What makes the process so inefficient?

  • You had to source the data yourself and operationalize it (i.e., get it into a usable format)
  • You had to navigate the complexity of the data, which can be exceptionally time-consuming (depending on the source, resolution and other variables)
  • You realized your portfolio data was out of date (this is a big problem because how can you determine actual financial impact against outdated information?)
  • You had to manually run a financial model after determining the exposures that could be affected by the event
  • And, of course, you had to manually pull the information together into a report for stakeholders

So what can you do?

Application programming interface (API) integrations help to solve these challenges by ensuring you always have the latest hazard data and portfolio snapshot available. If you invest just a few hours to get your data configured with a data import API like SpatialKey offers, you’ll always have the latest view of your exposures ready to analyze—without ever lifting a finger. You’ll save countless hours by investing just a few up front. This also enables quicker and more accurate analyses downstream because you won’t be over- or understating your exposures (not to mention making errors by scrambling at the last minute to get a refreshed snapshot).

Imagine another hurricane strikes…but this time you’re set with automation

Those couple hours that it took to get your portfolio data integrated and automation in place with a solution like SpatialKey are paying off (no deep breaths required).

Within moments of NOAA publishing an update, you receive an email notifying you of the financial and insured impact. With the click of a button, you’re in a live dashboard, investigating the event, your affected exposures and more.

You still have to get those numbers to management, but this time you can breathe easy knowing that your numbers are not only accurate, but that the whole process took a fraction of the time. Now when NOAA (or any other public or private data provider) pushes the next update, you’ll be set with a highly scalable infrastructure that enriches your data, calculates financial impact and produces a report within minutes.

Why was this process much more efficient?

  • Because you invested a couple hours up front to integrate API technology, your exposure data was up to date
  • You had access to pre-processed, ready-to-use hazard footprints as they became available
  • The event was monitored 24/7 so you didn’t have to constantly track it and pull reports to understand what changed
  • Custom filters and thresholds ensured you were never inundated with notifications and only received metrics that you care about
  • You saved a bundle of time because a financial report was auto-generated for you to pass along to upper management
  • You were able to quickly share reports across teams so claims could get a head start on their customer outreach

Now, you’ll never be a bottleneck in the process of understanding and communicating the impact of an event to your stakeholders. And, with all the time you’ve saved, you can use advanced analytics solutions to contextualize the event and dive deeper into investigating it some more.

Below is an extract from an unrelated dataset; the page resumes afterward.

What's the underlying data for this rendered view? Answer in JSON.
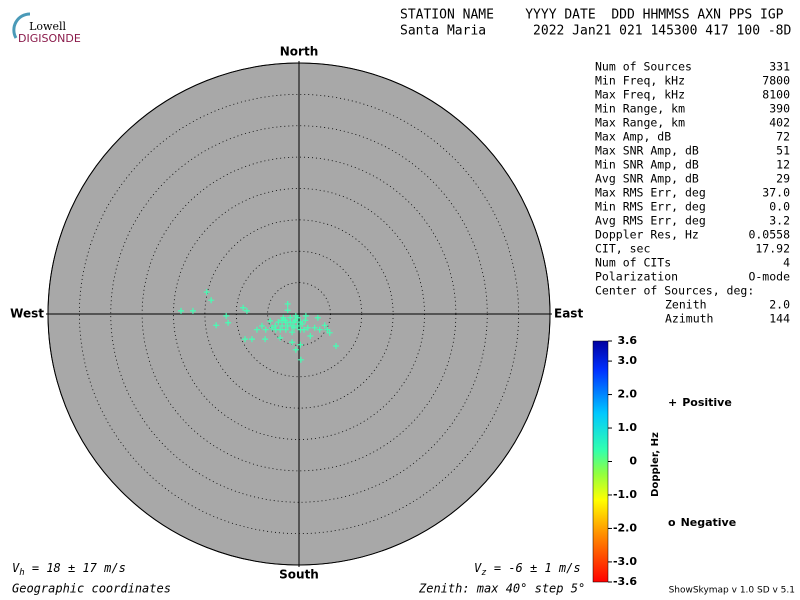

Tick tock: It’s time to make your event response run like clockwork

It’s clear there’s a better way to tackle the growing challenge of deriving insight from data and quickly understanding the impact of an event. If you lack the ability to operationalize and extract insight from time-critical data, you’re operating in status quo when your management team and customers expect to know more about an event, and sooner.

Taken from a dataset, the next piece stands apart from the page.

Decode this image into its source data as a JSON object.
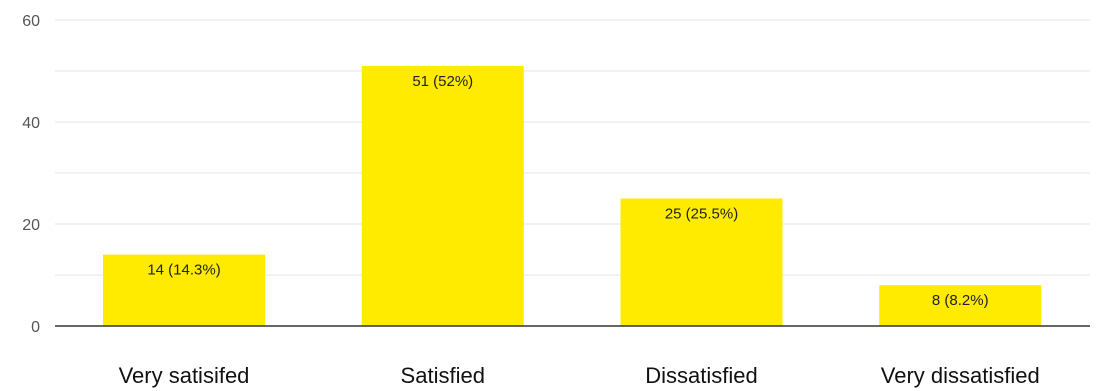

Fortunately, automation doesn’t have to be a time-consuming or costly endeavor. There are simple ways to automate your manual processes, such as API integrations, that save time and steps along the way. “Automation” can carry with it preconceptions of disruption and heavy investment, but this is not true of a data enrichment and geospatial analytics solution like SpatialKey. Automating your event response operations can improve your customer retention and drive efficiencies now—not years from now.